The highlight of the evening for me was definitely the fabulous Cantonese pianist Chen Jie's performance of the Yellow River Piano Concerto (1969-1970) originally composed in 1939 by Xian Xing-hai, and as re-arranged by the musicians of the Central Philharmonic Orchestra Yin Cheng-zong, Liu Zhuang, Chu Wang-hu, Sheng Li-hong, Shi Shu-cheng and Xu Fei-xing. The piece was originally written in Yen-An, the place where the Communists eventually settled down amongst the hills after the famous Long March which they undertook to escape being annihilated by the pursuing Nationalist armies. The original melody was created as part of a Cantata by Xian who later re-arranged it for the orchestra and then was further re-arranged and adapted into a piano concerto by the above musicians in 4 sections: Prelude, the Song of the Yellow River Boatman, Ode to the Yellow River, The Yellow River in Anger and Defend the Yellow River. The basic themes  remained the same however. This must be one of the most familiar pieces heard by any hi fi lover. Chen appeared in a dramatic red bare back dress with an extremely long trailing shoulder shawl in gold which at one point the conductor stepped on whilst hurrying behind her in acknowledging the audience's applause. What delighted me most was the way she played. Not only does she have power in her hands. She has a most feminine touch in the soft passages, reminding me at times of the play of Joao Maria Pires but not her flow but then we don't want everyone to play the same way! I told my friends that she is my surprise find of the year, a female version of Lang Lang. I meant it not as a denigration of her as a musician. She definitely has a playing style of her own, less flambuoyant than that of Lang Lang perhaps and slightly more restrained but without a doubt more feminine. But at the same time, the way she handles the contrasts between the strong notes and the soft notes and the almost mercurial swiftness with which she can switch from one to the other is to me very Lang Lang. I love her playing style. She received thunderous applauses. She was apparently quite happy too and played an encore Silver Moon on a Calm Lake 銀月平湖 (?) a much lighter and very romantic piece. She played impeccably.

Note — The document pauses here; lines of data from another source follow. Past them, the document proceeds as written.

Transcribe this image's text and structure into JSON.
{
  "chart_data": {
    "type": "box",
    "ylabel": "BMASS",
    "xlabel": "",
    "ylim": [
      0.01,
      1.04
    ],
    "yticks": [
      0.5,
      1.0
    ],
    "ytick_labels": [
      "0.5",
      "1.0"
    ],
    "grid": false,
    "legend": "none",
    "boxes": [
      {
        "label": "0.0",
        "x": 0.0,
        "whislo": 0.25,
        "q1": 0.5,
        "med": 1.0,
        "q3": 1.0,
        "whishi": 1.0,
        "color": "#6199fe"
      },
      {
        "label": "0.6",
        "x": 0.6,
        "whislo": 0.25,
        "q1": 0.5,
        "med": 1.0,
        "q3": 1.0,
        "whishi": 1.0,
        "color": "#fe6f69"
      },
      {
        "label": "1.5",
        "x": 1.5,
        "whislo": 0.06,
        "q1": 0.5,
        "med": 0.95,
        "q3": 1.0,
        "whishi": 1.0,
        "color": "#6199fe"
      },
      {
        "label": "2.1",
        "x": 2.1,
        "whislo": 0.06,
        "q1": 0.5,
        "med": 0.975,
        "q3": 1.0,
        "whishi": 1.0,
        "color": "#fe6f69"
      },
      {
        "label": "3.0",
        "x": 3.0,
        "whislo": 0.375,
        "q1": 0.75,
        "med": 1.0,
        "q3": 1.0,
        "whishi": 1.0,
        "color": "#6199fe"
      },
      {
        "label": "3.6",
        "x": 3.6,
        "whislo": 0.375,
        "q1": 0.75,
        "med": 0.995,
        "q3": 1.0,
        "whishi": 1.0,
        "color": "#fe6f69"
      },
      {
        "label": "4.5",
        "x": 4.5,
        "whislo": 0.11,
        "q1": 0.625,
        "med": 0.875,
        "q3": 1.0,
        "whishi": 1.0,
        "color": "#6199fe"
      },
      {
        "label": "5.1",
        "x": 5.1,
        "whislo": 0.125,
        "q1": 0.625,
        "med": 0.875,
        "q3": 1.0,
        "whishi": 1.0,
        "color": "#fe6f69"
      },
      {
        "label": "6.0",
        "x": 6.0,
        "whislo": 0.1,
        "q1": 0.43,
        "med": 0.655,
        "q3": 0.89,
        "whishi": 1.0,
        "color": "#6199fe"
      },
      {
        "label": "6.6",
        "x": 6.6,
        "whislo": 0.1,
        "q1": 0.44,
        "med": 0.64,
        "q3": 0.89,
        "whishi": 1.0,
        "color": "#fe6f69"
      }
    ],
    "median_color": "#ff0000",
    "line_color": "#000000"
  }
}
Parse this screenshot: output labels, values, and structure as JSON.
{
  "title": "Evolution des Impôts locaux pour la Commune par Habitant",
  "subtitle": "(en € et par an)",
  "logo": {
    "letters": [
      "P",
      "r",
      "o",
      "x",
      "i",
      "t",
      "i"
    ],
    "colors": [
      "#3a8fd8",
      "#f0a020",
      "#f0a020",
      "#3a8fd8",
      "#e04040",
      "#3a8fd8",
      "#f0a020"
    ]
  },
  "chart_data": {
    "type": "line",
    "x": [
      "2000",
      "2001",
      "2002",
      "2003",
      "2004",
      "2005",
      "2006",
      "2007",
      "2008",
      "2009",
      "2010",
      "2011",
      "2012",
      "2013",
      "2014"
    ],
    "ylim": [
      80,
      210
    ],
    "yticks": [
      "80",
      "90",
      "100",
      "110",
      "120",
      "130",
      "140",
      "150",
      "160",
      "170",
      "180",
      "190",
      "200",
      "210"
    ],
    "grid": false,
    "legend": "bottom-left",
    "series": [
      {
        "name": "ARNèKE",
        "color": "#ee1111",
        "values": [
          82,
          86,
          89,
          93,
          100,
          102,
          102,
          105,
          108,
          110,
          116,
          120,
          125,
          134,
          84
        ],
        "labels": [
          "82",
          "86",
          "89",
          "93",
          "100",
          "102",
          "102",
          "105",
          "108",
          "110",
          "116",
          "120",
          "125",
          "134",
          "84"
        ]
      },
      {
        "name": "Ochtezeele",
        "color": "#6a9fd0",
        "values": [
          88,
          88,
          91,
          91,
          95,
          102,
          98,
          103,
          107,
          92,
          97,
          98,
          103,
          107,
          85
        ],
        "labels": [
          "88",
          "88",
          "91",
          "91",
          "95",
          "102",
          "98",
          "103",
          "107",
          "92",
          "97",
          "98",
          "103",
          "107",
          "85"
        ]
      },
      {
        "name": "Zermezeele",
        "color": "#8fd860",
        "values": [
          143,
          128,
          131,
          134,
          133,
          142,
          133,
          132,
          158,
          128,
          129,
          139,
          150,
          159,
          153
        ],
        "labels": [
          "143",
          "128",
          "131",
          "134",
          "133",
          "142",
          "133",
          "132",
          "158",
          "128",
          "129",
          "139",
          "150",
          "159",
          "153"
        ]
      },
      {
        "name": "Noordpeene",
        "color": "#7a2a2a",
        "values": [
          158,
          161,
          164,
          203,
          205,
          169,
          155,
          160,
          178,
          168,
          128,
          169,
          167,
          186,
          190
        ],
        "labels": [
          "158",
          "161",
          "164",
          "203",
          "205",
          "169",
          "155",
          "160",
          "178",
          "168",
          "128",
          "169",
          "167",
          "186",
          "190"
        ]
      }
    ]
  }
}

The final programme of the evening was Dvorak's New World Symphony in E minor. This is another very popular piece written during his trip to America in 1893 and needs little introduction. The HKPO under Liu Jia gave an excellent performance, conveying fully its subtler beauty as well as the feeling of broad and endless vistas of the new continent, and the grandeur and openness of its landscape and the quiet and at times the sustained power of Nature as well as various themes taken from folk tales of the blacks and Red Indian (the Hiawatha theme) in pentatonic scale, as well as themes reminiscent of his own native Bohemia by its very synchronized sound under the baton of its Chinese conductor. We know of course that Dvorak is a great collector of folk melodies and hence his interest in the American folk tradition. The concert left me a very happy man indeed! The HKPO did it again! Even as I am writing, the "partials" of Saturday's sounds are still reveberating in my mind's "ears".